Harry engoliu o biscoito e encarou a professora. Seu tom de voz não se parecia com o que ele estava acostumado a ouvir; não era enérgico, seco nem severo; era baixo e ansioso e, de alguma forma, muito mais humano do que o habitual.
— O mau comportamento na classe de Dolores Umbridge poderá lhe custar muito mais do que a perda de pontos e uma detenção.
— Que é que a senhora...
— Potter, use o bom senso — retorquiu a Profª McGonagall, com um brusco retorno à sua maneira usual. — Você sabe de onde ela vem, você deve saber a quem ela está se reportando.
A sineta tocou anunciando o fim da aula. No andar de cima e por todos os lados, ouviu-se o tropel elefantino de centenas de estudantes em marcha.
— Diz aqui que ela lhe deu uma detenção para cada noite desta semana a começar amanhã — disse McGonagall, tornando a consultar o bilhete.
— Todas as noites desta semana! — repetiu Harry horrorizado. — Mas, professora, será que a senhora não poderia...?
— Não poderia — respondeu ela taxativamente. – Mas...
— Ela é sua professora e tem todo o direito de lhe dar detenções. Você se apresentará na sala dela amanhã às cinco horas para a primeira. Lembre-se, pise mansinho perto de Dolores Umbridge.
— Mas eu estava dizendo a verdade! — disse Harry, indignado. — Voldemort voltou, a senhora sabe que sim; o Prof. Dumbledore sabe que sim...
— Pelo amor de Deus, Potter! — exclamou a Profª McGonagall, acertando os óculos, muito zangada (contraíra horrivelmente o rosto quando ele usara o nome de Voldemort). — Você acha realmente que o que está em jogo são verdades ou mentiras? O que está em jogo é manter a sua cabeça baixa e a sua irritação sob controle!
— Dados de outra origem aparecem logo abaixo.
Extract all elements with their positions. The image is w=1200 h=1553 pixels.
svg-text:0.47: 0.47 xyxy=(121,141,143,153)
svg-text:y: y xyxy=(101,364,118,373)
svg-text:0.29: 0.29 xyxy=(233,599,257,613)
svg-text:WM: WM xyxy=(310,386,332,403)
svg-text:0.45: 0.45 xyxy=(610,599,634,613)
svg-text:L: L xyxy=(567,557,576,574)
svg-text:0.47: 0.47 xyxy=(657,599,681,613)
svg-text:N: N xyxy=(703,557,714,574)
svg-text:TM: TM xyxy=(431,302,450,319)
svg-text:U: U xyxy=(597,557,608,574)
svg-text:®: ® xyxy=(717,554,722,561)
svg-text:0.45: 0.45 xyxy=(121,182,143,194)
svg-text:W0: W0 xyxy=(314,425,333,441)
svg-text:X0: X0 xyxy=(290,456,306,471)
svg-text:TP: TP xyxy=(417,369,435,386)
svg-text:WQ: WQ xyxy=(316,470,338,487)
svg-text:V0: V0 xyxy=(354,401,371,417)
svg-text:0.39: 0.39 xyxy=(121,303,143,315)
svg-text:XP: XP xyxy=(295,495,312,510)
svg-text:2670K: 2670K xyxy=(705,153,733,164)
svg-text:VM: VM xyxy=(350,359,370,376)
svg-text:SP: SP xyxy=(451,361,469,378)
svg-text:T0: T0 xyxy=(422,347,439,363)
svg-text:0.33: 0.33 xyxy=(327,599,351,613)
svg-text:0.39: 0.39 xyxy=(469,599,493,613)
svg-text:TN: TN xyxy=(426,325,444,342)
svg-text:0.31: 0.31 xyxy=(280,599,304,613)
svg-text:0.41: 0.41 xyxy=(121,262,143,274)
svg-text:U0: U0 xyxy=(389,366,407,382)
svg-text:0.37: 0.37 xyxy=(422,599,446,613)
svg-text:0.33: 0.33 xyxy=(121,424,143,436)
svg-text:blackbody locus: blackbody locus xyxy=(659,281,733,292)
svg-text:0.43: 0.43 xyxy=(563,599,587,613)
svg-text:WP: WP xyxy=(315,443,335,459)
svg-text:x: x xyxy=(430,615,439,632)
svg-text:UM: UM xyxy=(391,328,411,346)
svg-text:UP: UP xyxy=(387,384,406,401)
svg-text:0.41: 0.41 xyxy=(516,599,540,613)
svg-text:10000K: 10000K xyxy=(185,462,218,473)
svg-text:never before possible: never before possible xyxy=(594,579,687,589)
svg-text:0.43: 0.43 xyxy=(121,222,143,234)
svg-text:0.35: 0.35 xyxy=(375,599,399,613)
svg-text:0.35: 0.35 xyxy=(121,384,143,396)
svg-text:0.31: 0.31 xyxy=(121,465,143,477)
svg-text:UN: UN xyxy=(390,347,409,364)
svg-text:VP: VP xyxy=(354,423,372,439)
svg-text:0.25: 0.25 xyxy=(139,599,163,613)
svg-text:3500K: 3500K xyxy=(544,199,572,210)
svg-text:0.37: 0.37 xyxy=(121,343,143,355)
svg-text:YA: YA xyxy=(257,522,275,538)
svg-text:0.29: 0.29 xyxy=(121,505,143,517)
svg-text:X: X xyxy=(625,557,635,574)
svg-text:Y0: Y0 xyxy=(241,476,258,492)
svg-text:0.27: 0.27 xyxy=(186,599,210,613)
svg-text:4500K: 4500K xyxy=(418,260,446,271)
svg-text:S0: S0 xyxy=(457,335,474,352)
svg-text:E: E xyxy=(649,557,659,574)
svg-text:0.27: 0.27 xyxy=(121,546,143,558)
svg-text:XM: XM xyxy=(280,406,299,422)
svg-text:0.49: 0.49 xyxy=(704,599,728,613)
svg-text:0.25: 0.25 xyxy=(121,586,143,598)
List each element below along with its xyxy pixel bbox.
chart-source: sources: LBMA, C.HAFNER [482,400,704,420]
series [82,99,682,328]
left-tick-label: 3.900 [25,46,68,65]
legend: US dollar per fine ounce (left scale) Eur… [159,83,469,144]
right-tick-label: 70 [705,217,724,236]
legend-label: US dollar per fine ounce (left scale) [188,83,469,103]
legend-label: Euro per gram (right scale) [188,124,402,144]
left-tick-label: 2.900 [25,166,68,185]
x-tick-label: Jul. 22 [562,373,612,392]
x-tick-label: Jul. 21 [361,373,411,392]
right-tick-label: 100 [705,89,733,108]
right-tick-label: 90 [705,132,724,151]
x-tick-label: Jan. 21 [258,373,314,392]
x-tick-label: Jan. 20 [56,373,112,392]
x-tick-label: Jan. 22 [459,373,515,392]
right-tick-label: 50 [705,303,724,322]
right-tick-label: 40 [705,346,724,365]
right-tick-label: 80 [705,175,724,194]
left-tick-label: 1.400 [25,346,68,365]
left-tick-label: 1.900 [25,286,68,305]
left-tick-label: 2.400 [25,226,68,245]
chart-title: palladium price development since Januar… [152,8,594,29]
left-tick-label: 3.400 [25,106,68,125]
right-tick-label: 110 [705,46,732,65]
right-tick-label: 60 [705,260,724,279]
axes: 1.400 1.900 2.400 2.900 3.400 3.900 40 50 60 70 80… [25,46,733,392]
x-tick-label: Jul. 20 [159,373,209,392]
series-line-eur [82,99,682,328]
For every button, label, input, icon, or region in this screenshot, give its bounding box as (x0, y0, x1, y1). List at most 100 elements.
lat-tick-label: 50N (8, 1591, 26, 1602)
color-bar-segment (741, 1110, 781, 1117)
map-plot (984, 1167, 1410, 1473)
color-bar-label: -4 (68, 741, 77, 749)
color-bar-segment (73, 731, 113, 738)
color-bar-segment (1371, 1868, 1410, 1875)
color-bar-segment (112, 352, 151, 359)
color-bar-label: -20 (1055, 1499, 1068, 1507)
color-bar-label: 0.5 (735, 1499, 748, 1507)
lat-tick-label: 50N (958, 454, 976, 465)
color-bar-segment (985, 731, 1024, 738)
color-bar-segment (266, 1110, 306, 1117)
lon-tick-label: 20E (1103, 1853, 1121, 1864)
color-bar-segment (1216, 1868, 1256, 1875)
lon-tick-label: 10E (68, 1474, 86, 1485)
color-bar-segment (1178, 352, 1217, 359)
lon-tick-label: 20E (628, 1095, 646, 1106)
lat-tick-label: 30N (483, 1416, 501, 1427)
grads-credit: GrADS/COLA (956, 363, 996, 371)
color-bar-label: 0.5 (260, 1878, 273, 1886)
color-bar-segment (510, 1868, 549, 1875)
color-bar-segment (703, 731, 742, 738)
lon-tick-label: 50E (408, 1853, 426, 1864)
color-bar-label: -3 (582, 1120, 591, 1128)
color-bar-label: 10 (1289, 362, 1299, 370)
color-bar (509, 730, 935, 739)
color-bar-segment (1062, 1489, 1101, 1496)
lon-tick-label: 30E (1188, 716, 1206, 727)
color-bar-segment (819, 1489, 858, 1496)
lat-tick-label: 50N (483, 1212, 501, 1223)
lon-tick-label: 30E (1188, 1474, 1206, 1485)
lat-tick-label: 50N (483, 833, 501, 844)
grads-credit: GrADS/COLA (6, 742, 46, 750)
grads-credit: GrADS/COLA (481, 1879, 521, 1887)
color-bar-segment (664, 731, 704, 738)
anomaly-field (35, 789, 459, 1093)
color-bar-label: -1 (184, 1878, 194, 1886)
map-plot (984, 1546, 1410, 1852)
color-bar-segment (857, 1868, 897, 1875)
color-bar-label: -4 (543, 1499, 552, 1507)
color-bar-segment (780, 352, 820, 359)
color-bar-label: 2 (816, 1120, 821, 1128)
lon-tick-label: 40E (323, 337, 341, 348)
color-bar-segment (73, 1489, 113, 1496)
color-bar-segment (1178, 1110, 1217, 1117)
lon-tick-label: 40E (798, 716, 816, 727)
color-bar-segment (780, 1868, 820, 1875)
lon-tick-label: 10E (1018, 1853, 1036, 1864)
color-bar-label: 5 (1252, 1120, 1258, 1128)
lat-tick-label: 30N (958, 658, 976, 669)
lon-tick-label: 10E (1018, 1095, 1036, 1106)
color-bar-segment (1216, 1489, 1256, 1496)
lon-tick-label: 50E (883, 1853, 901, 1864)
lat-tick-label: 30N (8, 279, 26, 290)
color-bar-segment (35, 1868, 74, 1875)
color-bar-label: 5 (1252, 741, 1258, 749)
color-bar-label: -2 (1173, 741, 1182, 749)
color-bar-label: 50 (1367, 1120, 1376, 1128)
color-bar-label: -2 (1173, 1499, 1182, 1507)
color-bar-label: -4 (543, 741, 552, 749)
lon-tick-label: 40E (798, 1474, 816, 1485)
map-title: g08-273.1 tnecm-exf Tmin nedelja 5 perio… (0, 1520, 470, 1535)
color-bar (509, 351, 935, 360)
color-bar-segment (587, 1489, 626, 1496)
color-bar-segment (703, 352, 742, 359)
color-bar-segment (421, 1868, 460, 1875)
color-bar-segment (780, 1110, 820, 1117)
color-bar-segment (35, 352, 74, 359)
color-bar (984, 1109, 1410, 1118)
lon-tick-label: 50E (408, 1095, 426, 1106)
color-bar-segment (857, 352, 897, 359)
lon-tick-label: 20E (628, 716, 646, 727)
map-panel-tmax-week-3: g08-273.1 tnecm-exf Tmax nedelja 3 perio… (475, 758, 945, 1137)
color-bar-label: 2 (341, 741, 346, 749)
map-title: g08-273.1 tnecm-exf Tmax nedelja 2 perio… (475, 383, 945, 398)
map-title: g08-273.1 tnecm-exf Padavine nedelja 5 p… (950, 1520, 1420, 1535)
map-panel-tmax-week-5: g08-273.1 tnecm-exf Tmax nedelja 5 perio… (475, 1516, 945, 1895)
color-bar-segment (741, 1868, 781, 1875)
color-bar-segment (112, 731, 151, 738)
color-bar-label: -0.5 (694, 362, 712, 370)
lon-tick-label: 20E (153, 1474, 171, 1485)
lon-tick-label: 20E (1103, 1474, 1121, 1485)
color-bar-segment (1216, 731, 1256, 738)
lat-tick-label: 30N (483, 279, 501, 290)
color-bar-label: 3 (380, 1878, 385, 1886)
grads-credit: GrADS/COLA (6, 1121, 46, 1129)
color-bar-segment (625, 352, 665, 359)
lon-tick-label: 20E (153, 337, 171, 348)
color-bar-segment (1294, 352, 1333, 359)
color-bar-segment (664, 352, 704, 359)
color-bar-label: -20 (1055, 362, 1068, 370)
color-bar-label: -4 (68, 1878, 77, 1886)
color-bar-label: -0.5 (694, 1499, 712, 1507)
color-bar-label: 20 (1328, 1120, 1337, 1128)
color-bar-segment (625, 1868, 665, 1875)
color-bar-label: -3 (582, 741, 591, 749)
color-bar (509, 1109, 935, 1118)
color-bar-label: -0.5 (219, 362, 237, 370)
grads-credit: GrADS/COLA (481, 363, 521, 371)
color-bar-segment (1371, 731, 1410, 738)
Ela se levantou, as narinas abertas e a boca muito fina, e Harry fez o mesmo.
— Coma outro biscoito — disse, irritada, empurrando a lata para o garoto.
— Não, muito obrigado — disse Harry, com frieza.
— Não seja ridículo — ralhou McGonagall. Ele tirou mais um.
— Obrigado — agradeceu de má vontade.
— Você não escutou com atenção o discurso de Dolores Umbridge no banquete de abertura do ano letivo, Potter?
— Escutei, sim. Eu a escutei... dizer... o progresso será proibido ou... bem, queria dizer que... o Ministério da Magia está tentando interferir em
Hogwarts.
A Profª McGonagall mirou-o por um momento, depois fungou, contornou a escrivaninha e segurou a porta aberta para ele.
— Bem, fico contente que pelo menos você escute a Hermione Granger — disse, mandando-o sair com um gesto.